Exoskeleton technology has enabled the impossible, helping individuals who have been partially paralyzed from spinal cord injuries walk again. But that feat has long come with a caveat: The personal exoskeleton devices so far authorized by the FDA could only be used to help wearers walk on flat ground, leaving them unable to mount stairs, curbs and other non-handicap-accessible obstacles.

Until now, that is. ReWalk Robotics’ eponymous exoskeleton system has received the agency’s clearance to help users surmount stairs and curbs, according to a Tuesday announcement. According to the company, the ReWalk device is the first to be cleared in the U.S. for that indication.

“Our mission at ReWalk has been to achieve widespread access to the health benefits of walking in everyday life for individuals with spinal cord injury,” CEO Larry Jasinski said in the company release. “Today’s announcement demonstrates our commitment from a technical perspective to improve access to a broader range of activities of daily living, such as walking up the steps to visit a friend’s home or stepping over a curb during a neighborhood walk.”

Each of the ReWalk exoskeletons are specifically fitted to each user. The rigid, battery-powered suits include motors at the hip and knee joints that help move the legs according to button controls on the wrists. The device’s movement also automatically adjusts according to movements of the wearer’s torso, tracked by a wide band worn around the midsection.

With the addition of the stair-stepping abilities, users can raise their legs higher using either the controls on the wrist or buttons located on the hips.

ReWalk submitted the upgrade for FDA review last year, Jasinski said during an earnings call last month. The review was slightly slowed down by an agency request for more information about the system, including additional usability data, but, according to the CEO, “We promptly set up and conducted the required study, and this additional information was subsequently submitted to the FDA for consideration.”

Among the data submitted to the FDA were real-world reports from 47 European users of the high-stepping system, spanning about seven years and more than 18,000 stairs surmounted to prove safety and efficacy.

The new feature has already been in use in Europe for years, since its original 2012 CE mark included approval for the technology to climb steps and curbs, according to ReWalk. In the U.S., the system has been cleared for personal use—beyond rehab centers—since 2014, but could only help wearers walk across flat ground for the first decade.

The ReWalk exoskeleton device is now in its sixth iteration, with a seventh-generation version already in development, the CEO said on the earnings call.
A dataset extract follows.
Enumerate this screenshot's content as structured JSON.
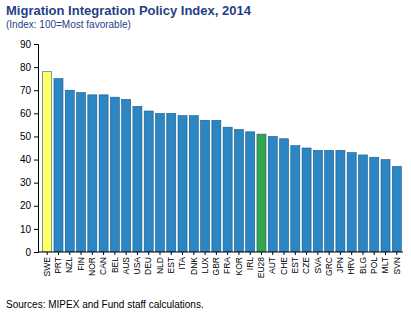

According to its maker, the system is meant to be used only by people with paraplegia or paresis after spinal cord injuries, since they must have control not only of their trunk but also their hands, arms and shoulders so they can control movement and use crutches for further stability. They should also have full range of motion available throughout their lower extremities so that the exoskeleton can mimic a normal gait pattern.

Additionally, the company’s exoskeletons are only meant to be used alongside a trained companion who can help the wearer if necessary.